There are basically two kinds of spy movies. The first gives us a committed spy working against great odds (“Notorious”), and the second gives us the cynical spy who realizes that ideology is dead and spying is after all only a professional exercise (“The Ipcress File,” in some ways). The funny thing about “The Mackintosh Man” is that its central character doesn’t seem to be either kind of spy; as played by Paul Newman, he isn’t fish nor fowl, and may even be vegetable or mineral. Newman plays an agent of British counterintelligence, I guess. Guesswork is necessary because the screenplay is almost criminally messy and leaves us with more questions than it resolves. By reading between the scenes and making, a few wild surmises, I’ve been able to come up with a plausible scenario in which Newman’s job is to catch a counterspy played by James Mason. And he has the help of Dominique Sanda and Harry Andrews, who are daughter and father (perhaps) and are either counterintelligence themselves, or are jewel thieves. The movie is irritating in its refusal to make things clear; if spy movies are going to work like clockwork, they have to be put together with some care. Huston’s sloppiness here is in direct contrast to the craftsmanship of another veteran, Fred Zinnemann, in the recent “The Day of the Jackal.” If the characters aren’t interesting and the story doesn’t make sense (and the car chase is only average), what the movie finally becomes is a rip-off. It’s discouraging, in a way, to go to a movie expecting to settle for mere entertainment and be robbed even of that.
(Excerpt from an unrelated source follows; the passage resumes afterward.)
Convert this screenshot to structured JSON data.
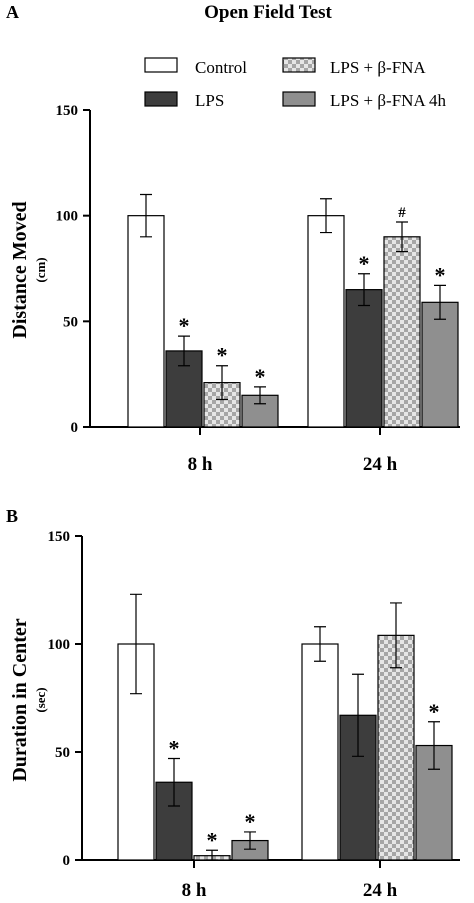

The movie cheats us in another way, too. I was discussing it the other day with Carol White (a local free-lance movie critic who will be reviewing for The Sun-Times while I’m on vacation) and she said, you know what? At least Huston could have given us a little romance. To put Paul Newman and Dominique Sanda in the same movie and not even hardly let them kiss is, shall we say, frustrating. Particularly in a movie where almost nothing else happens either.